Anti-Zionist films have also been used to influence evangelicals, portraying rocket-launching Palestinians as peace-loving victims of brutal Israeli aggression. One, titled “With God on Our Side,” features a young Palestinian claiming his people "really want his peace." Another, produced by Hobby Lobby heir Mart Green, portrays Israelis as warmongers.

Christ at the Checkpoint, which claims to encourage people to “take an active role as followers of Christ in spreading justice and peace,” has gone even farther, employing Third Reich-style propaganda techniques against Israel.

A video promoting a conference last year equates Islamic State (a.k.a. ISIS, ISIL, Daesh) with the State of Israel.

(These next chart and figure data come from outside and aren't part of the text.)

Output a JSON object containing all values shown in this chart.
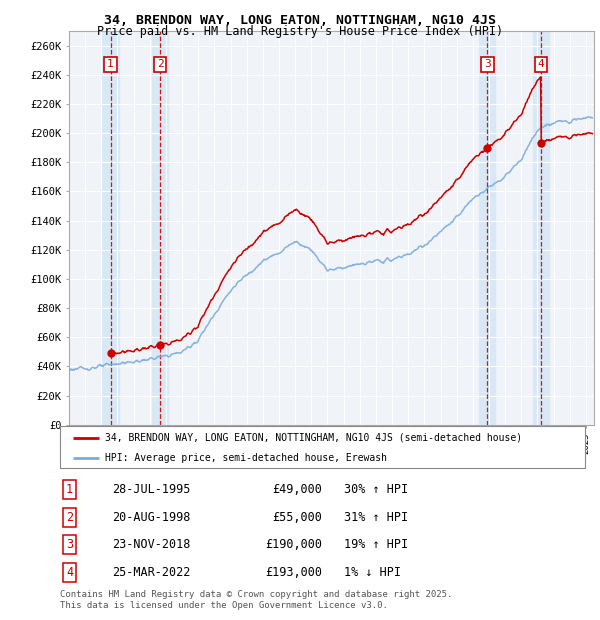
{
  "title1": "34, BRENDON WAY, LONG EATON, NOTTINGHAM, NG10 4JS",
  "title2": "Price paid vs. HM Land Registry's House Price Index (HPI)",
  "ylabel_ticks": [
    "£0",
    "£20K",
    "£40K",
    "£60K",
    "£80K",
    "£100K",
    "£120K",
    "£140K",
    "£160K",
    "£180K",
    "£200K",
    "£220K",
    "£240K",
    "£260K"
  ],
  "ytick_values": [
    0,
    20000,
    40000,
    60000,
    80000,
    100000,
    120000,
    140000,
    160000,
    180000,
    200000,
    220000,
    240000,
    260000
  ],
  "sale_color": "#cc0000",
  "hpi_color": "#7aabdc",
  "grid_color": "#cccccc",
  "band_color": "#d8e8f5",
  "sale_points": [
    {
      "date_num": 1995.57,
      "price": 49000,
      "label": "1"
    },
    {
      "date_num": 1998.64,
      "price": 55000,
      "label": "2"
    },
    {
      "date_num": 2018.9,
      "price": 190000,
      "label": "3"
    },
    {
      "date_num": 2022.23,
      "price": 193000,
      "label": "4"
    }
  ],
  "legend_sale_label": "34, BRENDON WAY, LONG EATON, NOTTINGHAM, NG10 4JS (semi-detached house)",
  "legend_hpi_label": "HPI: Average price, semi-detached house, Erewash",
  "table_rows": [
    {
      "num": "1",
      "date": "28-JUL-1995",
      "price": "£49,000",
      "hpi": "30% ↑ HPI"
    },
    {
      "num": "2",
      "date": "20-AUG-1998",
      "price": "£55,000",
      "hpi": "31% ↑ HPI"
    },
    {
      "num": "3",
      "date": "23-NOV-2018",
      "price": "£190,000",
      "hpi": "19% ↑ HPI"
    },
    {
      "num": "4",
      "date": "25-MAR-2022",
      "price": "£193,000",
      "hpi": "1% ↓ HPI"
    }
  ],
  "footer": "Contains HM Land Registry data © Crown copyright and database right 2025.\nThis data is licensed under the Open Government Licence v3.0.",
  "xmin": 1993.0,
  "xmax": 2025.5,
  "ymin": 0,
  "ymax": 270000
}
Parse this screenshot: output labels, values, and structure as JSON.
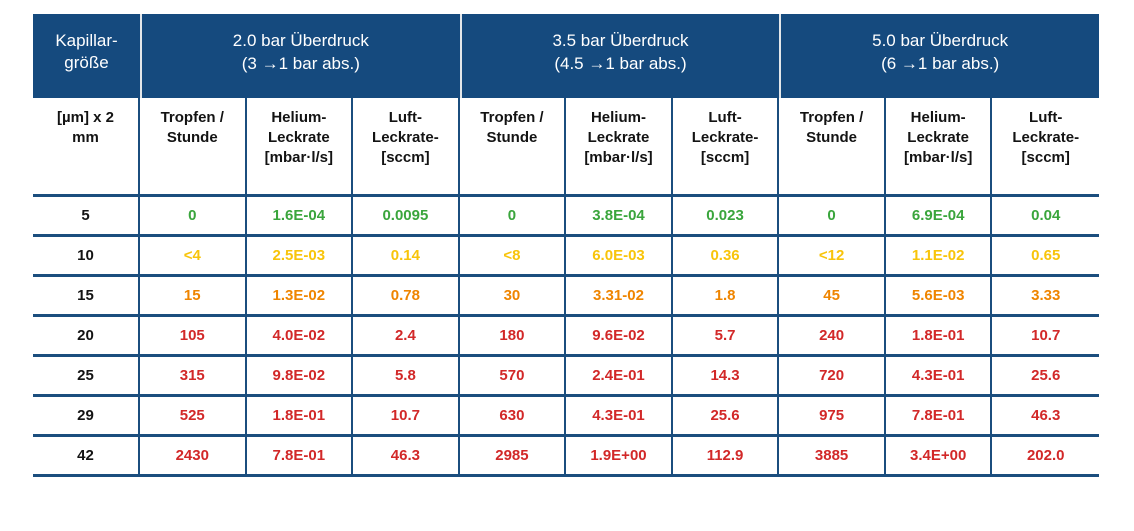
{
  "chart_data": {
    "type": "table",
    "corner_header": "Kapillar-\ngröße",
    "size_header": "[µm] x 2\nmm",
    "groups": [
      {
        "title": "2.0 bar Überdruck",
        "subtitle": "(3 →1 bar abs.)"
      },
      {
        "title": "3.5 bar Überdruck",
        "subtitle": "(4.5 →1 bar abs.)"
      },
      {
        "title": "5.0 bar Überdruck",
        "subtitle": "(6 →1 bar abs.)"
      }
    ],
    "metric_headers": [
      "Tropfen /\nStunde",
      "Helium-\nLeckrate\n[mbar·l/s]",
      "Luft-\nLeckrate-\n[sccm]"
    ],
    "rows": [
      {
        "size": "5",
        "level": "green",
        "values": [
          "0",
          "1.6E-04",
          "0.0095",
          "0",
          "3.8E-04",
          "0.023",
          "0",
          "6.9E-04",
          "0.04"
        ]
      },
      {
        "size": "10",
        "level": "yellow",
        "values": [
          "<4",
          "2.5E-03",
          "0.14",
          "<8",
          "6.0E-03",
          "0.36",
          "<12",
          "1.1E-02",
          "0.65"
        ]
      },
      {
        "size": "15",
        "level": "orange",
        "values": [
          "15",
          "1.3E-02",
          "0.78",
          "30",
          "3.31-02",
          "1.8",
          "45",
          "5.6E-03",
          "3.33"
        ]
      },
      {
        "size": "20",
        "level": "red",
        "values": [
          "105",
          "4.0E-02",
          "2.4",
          "180",
          "9.6E-02",
          "5.7",
          "240",
          "1.8E-01",
          "10.7"
        ]
      },
      {
        "size": "25",
        "level": "red",
        "values": [
          "315",
          "9.8E-02",
          "5.8",
          "570",
          "2.4E-01",
          "14.3",
          "720",
          "4.3E-01",
          "25.6"
        ]
      },
      {
        "size": "29",
        "level": "red",
        "values": [
          "525",
          "1.8E-01",
          "10.7",
          "630",
          "4.3E-01",
          "25.6",
          "975",
          "7.8E-01",
          "46.3"
        ]
      },
      {
        "size": "42",
        "level": "red",
        "values": [
          "2430",
          "7.8E-01",
          "46.3",
          "2985",
          "1.9E+00",
          "112.9",
          "3885",
          "3.4E+00",
          "202.0"
        ]
      }
    ]
  },
  "colors": {
    "header_bg": "#154a7e",
    "header_text": "#ffffff",
    "header_divider": "#e3e7ea",
    "border": "#1b4e7e",
    "subheader_text": "#131313",
    "green": "#3aa53c",
    "yellow": "#f8c40a",
    "orange": "#ef8500",
    "red": "#d22828"
  }
}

As Miller explains, in the video, produced by people who claim to be Christians:
Images of ISIS captives about to be beheaded are juxtapositioned with images of the security barrier Israel was forced to build to protect its citizens from suicide bombers during the second Intifada. Images of the Jordanian pilot about to be burned alive in a cage are juxtapositioned with scenes of Palestinians going through a checkpoint. And images of the ISIS flag are juxtapositioned with those of the Israeli flag.
The obvious implication is that the security measures Israel has been forced to take in response to Palestinian suicide bombers is equivalent to what ISIS is doing to people as it seeks to forcibly establish a caliphate ruled by an extreme form of Islamic law.
The video also equates Israel and ISIS with the H1N1 virus, or swine flu. In so doing, the contagious spread of swine flu is equated with the terrifying ease with which ISIS is conquering territory, and with the existence of Israel, or at the very least, Israel’s need for a security barrier with checkpoints.
Comparing Israel to contagious diseases isn't much different than Adolf Hitler railing against Jews as a "dangerous bacillus," Miller notes. And equating Israel to swine flu is similar to likening Jews to pigs, a common rhetorical technique used by Nazis and Islamists.

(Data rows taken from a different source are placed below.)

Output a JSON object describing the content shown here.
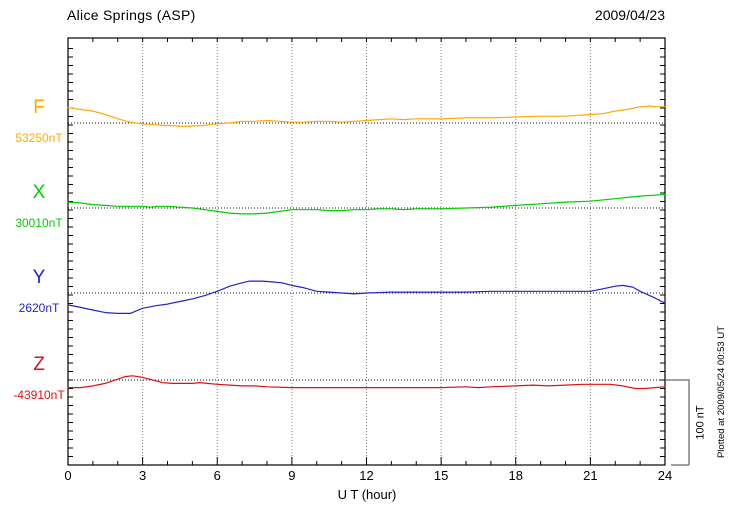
{
  "chart_data": {
    "type": "line",
    "title": "Alice Springs (ASP)",
    "date": "2009/04/23",
    "xlabel": "U T (hour)",
    "units": "nT",
    "xlim": [
      0,
      24
    ],
    "x_major_ticks": [
      0,
      3,
      6,
      9,
      12,
      15,
      18,
      21,
      24
    ],
    "x_minor_step_hours": 1,
    "grid": "vertical-dotted-every-3h-plus-dotted-baseline-per-series",
    "legend_position": "left-of-each-trace-baseline",
    "scale_bar": {
      "label": "100 nT",
      "span_nT": 100
    },
    "plotted_at": "Plotted at 2009/05/24 00:53 UT",
    "series": [
      {
        "name": "F",
        "baseline_label": "53250nT",
        "baseline_nT": 53250,
        "color": "#FFAA00",
        "points": [
          [
            0,
            53268
          ],
          [
            0.5,
            53266
          ],
          [
            1,
            53264
          ],
          [
            1.5,
            53260
          ],
          [
            2,
            53255
          ],
          [
            2.5,
            53251
          ],
          [
            3,
            53249
          ],
          [
            3.5,
            53248
          ],
          [
            4,
            53247
          ],
          [
            4.7,
            53246
          ],
          [
            5.4,
            53247
          ],
          [
            6,
            53249
          ],
          [
            6.5,
            53250
          ],
          [
            7,
            53252
          ],
          [
            7.5,
            53252
          ],
          [
            8,
            53253
          ],
          [
            8.5,
            53252
          ],
          [
            9,
            53251
          ],
          [
            9.5,
            53251
          ],
          [
            10,
            53252
          ],
          [
            10.5,
            53252
          ],
          [
            11,
            53251
          ],
          [
            11.5,
            53252
          ],
          [
            12,
            53253
          ],
          [
            12.5,
            53254
          ],
          [
            13,
            53255
          ],
          [
            13.5,
            53254
          ],
          [
            14,
            53255
          ],
          [
            15,
            53255
          ],
          [
            16,
            53256
          ],
          [
            17,
            53256
          ],
          [
            18,
            53257
          ],
          [
            19,
            53258
          ],
          [
            20,
            53258
          ],
          [
            21,
            53260
          ],
          [
            21.5,
            53261
          ],
          [
            22,
            53264
          ],
          [
            22.5,
            53266
          ],
          [
            23,
            53269
          ],
          [
            23.4,
            53270
          ],
          [
            23.7,
            53269
          ],
          [
            24,
            53269
          ]
        ]
      },
      {
        "name": "X",
        "baseline_label": "30010nT",
        "baseline_nT": 30010,
        "color": "#00CC00",
        "points": [
          [
            0,
            30017
          ],
          [
            0.5,
            30016
          ],
          [
            1,
            30014
          ],
          [
            1.5,
            30013
          ],
          [
            2,
            30012
          ],
          [
            2.5,
            30012
          ],
          [
            3,
            30012
          ],
          [
            3.3,
            30011
          ],
          [
            3.6,
            30012
          ],
          [
            4,
            30012
          ],
          [
            4.5,
            30011
          ],
          [
            5,
            30010
          ],
          [
            5.5,
            30008
          ],
          [
            6,
            30006
          ],
          [
            6.5,
            30004
          ],
          [
            7,
            30003
          ],
          [
            7.5,
            30003
          ],
          [
            8,
            30004
          ],
          [
            8.5,
            30006
          ],
          [
            9,
            30008
          ],
          [
            9.5,
            30008
          ],
          [
            10,
            30008
          ],
          [
            10.5,
            30007
          ],
          [
            11,
            30007
          ],
          [
            11.5,
            30008
          ],
          [
            12,
            30008
          ],
          [
            12.5,
            30009
          ],
          [
            13,
            30009
          ],
          [
            13.5,
            30008
          ],
          [
            14,
            30009
          ],
          [
            15,
            30009
          ],
          [
            16,
            30010
          ],
          [
            17,
            30011
          ],
          [
            18,
            30013
          ],
          [
            19,
            30015
          ],
          [
            20,
            30017
          ],
          [
            21,
            30018
          ],
          [
            22,
            30021
          ],
          [
            23,
            30024
          ],
          [
            23.5,
            30025
          ],
          [
            24,
            30026
          ]
        ]
      },
      {
        "name": "Y",
        "baseline_label": "2620nT",
        "baseline_nT": 2620,
        "color": "#2222CC",
        "points": [
          [
            0,
            2606
          ],
          [
            0.5,
            2603
          ],
          [
            1,
            2600
          ],
          [
            1.5,
            2597
          ],
          [
            2,
            2596
          ],
          [
            2.5,
            2596
          ],
          [
            3,
            2602
          ],
          [
            3.5,
            2605
          ],
          [
            4,
            2607
          ],
          [
            4.5,
            2610
          ],
          [
            5,
            2613
          ],
          [
            5.5,
            2617
          ],
          [
            6,
            2622
          ],
          [
            6.5,
            2628
          ],
          [
            7,
            2632
          ],
          [
            7.3,
            2634
          ],
          [
            7.8,
            2634
          ],
          [
            8.2,
            2633
          ],
          [
            8.6,
            2632
          ],
          [
            9,
            2629
          ],
          [
            9.5,
            2626
          ],
          [
            10,
            2622
          ],
          [
            10.5,
            2621
          ],
          [
            11,
            2620
          ],
          [
            11.5,
            2619
          ],
          [
            12,
            2620
          ],
          [
            13,
            2621
          ],
          [
            14,
            2621
          ],
          [
            15,
            2621
          ],
          [
            16,
            2621
          ],
          [
            17,
            2622
          ],
          [
            18,
            2622
          ],
          [
            19,
            2622
          ],
          [
            20,
            2622
          ],
          [
            21,
            2622
          ],
          [
            21.5,
            2625
          ],
          [
            22,
            2628
          ],
          [
            22.3,
            2629
          ],
          [
            22.7,
            2627
          ],
          [
            23,
            2622
          ],
          [
            23.3,
            2618
          ],
          [
            23.6,
            2614
          ],
          [
            24,
            2608
          ]
        ]
      },
      {
        "name": "Z",
        "baseline_label": "-43910nT",
        "baseline_nT": -43910,
        "color": "#DD1111",
        "points": [
          [
            0,
            -43919
          ],
          [
            0.5,
            -43919
          ],
          [
            1,
            -43917
          ],
          [
            1.5,
            -43914
          ],
          [
            2,
            -43909
          ],
          [
            2.3,
            -43906
          ],
          [
            2.6,
            -43905
          ],
          [
            3,
            -43907
          ],
          [
            3.4,
            -43910
          ],
          [
            3.8,
            -43913
          ],
          [
            4.2,
            -43914
          ],
          [
            5,
            -43914
          ],
          [
            5.3,
            -43913
          ],
          [
            5.6,
            -43914
          ],
          [
            6,
            -43915
          ],
          [
            6.5,
            -43916
          ],
          [
            7,
            -43917
          ],
          [
            7.5,
            -43917
          ],
          [
            8,
            -43918
          ],
          [
            9,
            -43919
          ],
          [
            10,
            -43919
          ],
          [
            11,
            -43919
          ],
          [
            12,
            -43919
          ],
          [
            13,
            -43919
          ],
          [
            14,
            -43919
          ],
          [
            15,
            -43919
          ],
          [
            16,
            -43918
          ],
          [
            16.5,
            -43919
          ],
          [
            17,
            -43918
          ],
          [
            18,
            -43917
          ],
          [
            18.7,
            -43916
          ],
          [
            19.3,
            -43917
          ],
          [
            20,
            -43916
          ],
          [
            20.7,
            -43915
          ],
          [
            21.3,
            -43915
          ],
          [
            21.8,
            -43915
          ],
          [
            22.3,
            -43917
          ],
          [
            22.8,
            -43920
          ],
          [
            23.2,
            -43920
          ],
          [
            23.6,
            -43919
          ],
          [
            24,
            -43918
          ]
        ]
      }
    ]
  }
}
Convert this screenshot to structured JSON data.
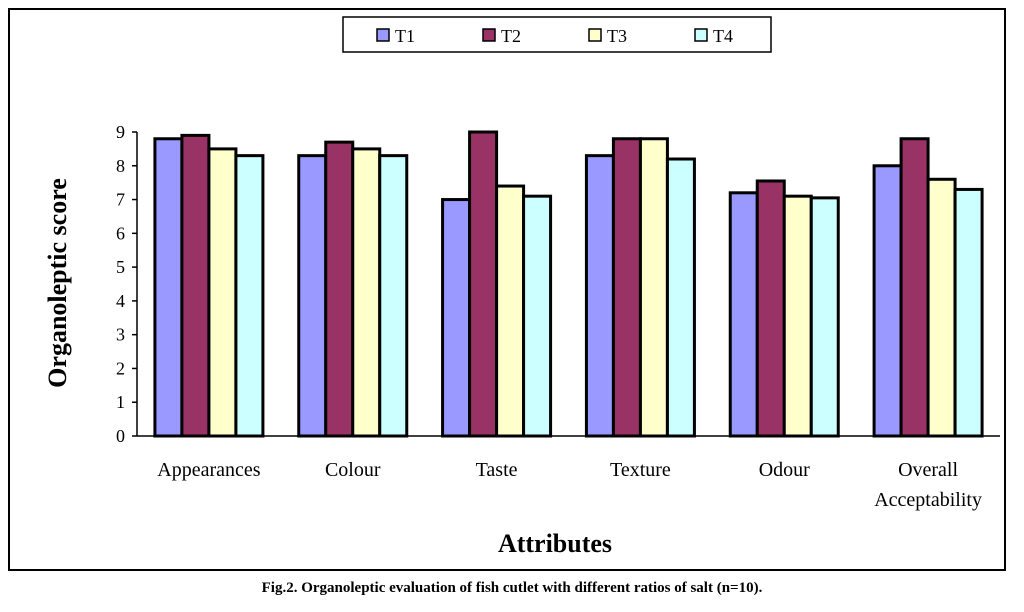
{
  "chart_data": {
    "type": "bar",
    "title": "",
    "xlabel": "Attributes",
    "ylabel": "Organoleptic score",
    "ylim": [
      0,
      9
    ],
    "yticks": [
      "0",
      "1",
      "2",
      "3",
      "4",
      "5",
      "6",
      "7",
      "8",
      "9"
    ],
    "categories": [
      "Appearances",
      "Colour",
      "Taste",
      "Texture",
      "Odour",
      "Overall Acceptability"
    ],
    "series": [
      {
        "name": "T1",
        "color": "#9999FF",
        "values": [
          8.8,
          8.3,
          7.0,
          8.3,
          7.2,
          8.0
        ]
      },
      {
        "name": "T2",
        "color": "#993366",
        "values": [
          8.9,
          8.7,
          9.0,
          8.8,
          7.55,
          8.8
        ]
      },
      {
        "name": "T3",
        "color": "#FFFFCC",
        "values": [
          8.5,
          8.5,
          7.4,
          8.8,
          7.1,
          7.6
        ]
      },
      {
        "name": "T4",
        "color": "#CCFFFF",
        "values": [
          8.3,
          8.3,
          7.1,
          8.2,
          7.05,
          7.3
        ]
      }
    ],
    "legend_position": "top-center",
    "grid": false
  },
  "caption": "Fig.2. Organoleptic evaluation of fish cutlet with different ratios of salt (n=10)."
}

The Left views Evangelical Protestants, known for their fervent support of Israel, as an attractive target for anti-Israel indoctrination because there are so many of them. Every evangelical who leaves the pro-Israel fold weakens American support for Israel.

Evangelicals, a huge voting bloc in the United States, say they number about 90 million in American society and have eclipsed mainline Protestants as a group. Evangelicals are more likely even than American Jews to believe that God gave the land of Israel to the Jewish people, according to CAMERA.

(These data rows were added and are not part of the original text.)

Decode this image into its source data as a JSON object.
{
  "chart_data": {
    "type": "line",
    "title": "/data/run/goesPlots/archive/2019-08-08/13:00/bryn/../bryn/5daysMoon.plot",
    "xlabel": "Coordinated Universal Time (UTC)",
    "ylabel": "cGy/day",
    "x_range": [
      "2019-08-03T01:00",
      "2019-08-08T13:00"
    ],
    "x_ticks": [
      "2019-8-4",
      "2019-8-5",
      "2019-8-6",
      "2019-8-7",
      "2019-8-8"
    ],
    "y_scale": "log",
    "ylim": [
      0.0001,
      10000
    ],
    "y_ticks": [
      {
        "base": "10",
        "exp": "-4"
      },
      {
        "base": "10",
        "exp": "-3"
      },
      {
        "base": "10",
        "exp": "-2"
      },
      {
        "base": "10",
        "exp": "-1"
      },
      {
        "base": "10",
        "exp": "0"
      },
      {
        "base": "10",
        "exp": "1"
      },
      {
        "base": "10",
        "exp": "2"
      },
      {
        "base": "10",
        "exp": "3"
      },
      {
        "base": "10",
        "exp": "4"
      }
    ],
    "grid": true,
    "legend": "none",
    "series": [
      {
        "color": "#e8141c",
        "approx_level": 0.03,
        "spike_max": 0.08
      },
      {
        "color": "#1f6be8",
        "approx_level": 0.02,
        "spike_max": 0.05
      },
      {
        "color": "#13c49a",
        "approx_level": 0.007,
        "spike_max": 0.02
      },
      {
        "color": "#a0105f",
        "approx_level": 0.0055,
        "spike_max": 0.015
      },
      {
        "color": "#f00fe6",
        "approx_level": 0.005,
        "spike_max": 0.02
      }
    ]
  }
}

The political campaign to delegitimize Israel is helped by a fallacious narrative that identifies Jesus of Nazareth as a Palestinian rather than a Jew, says CAMERA's Miller, who earned a Ph.D. in the Hebrew Bible from Claremont Graduate University, and is author of the recent book, Jews and Anti-Judaism in Esther and the Church. Having Jesus as a Palestinian unravels the foundations of the Christian faith, which grew out of Judaism, she notes.

This kind of revisionist thinking that rewrites the history of Jesus is already on display in American culture. President Obama's Jew-hating former pastor, Jeremiah A. Wright Jr. of Chicago's Trinity United Church of Christ, has claimed that "Jesus was a Palestinian," that Palestinians were the "original people" in the area, and that Israel is an "apartheid state."

Such sentiments are also popular on college campuses across the nation.

And they may become mainstream in an evangelical church near you, thanks to the efforts of anti-Zionist activists.


Matthew Vadum is an award-winning investigative reporter and the author of the book, "Subversion Inc.: How Obama’s ACORN Red Shirts Are Still Terrorizing and Ripping Off American Taxpayers."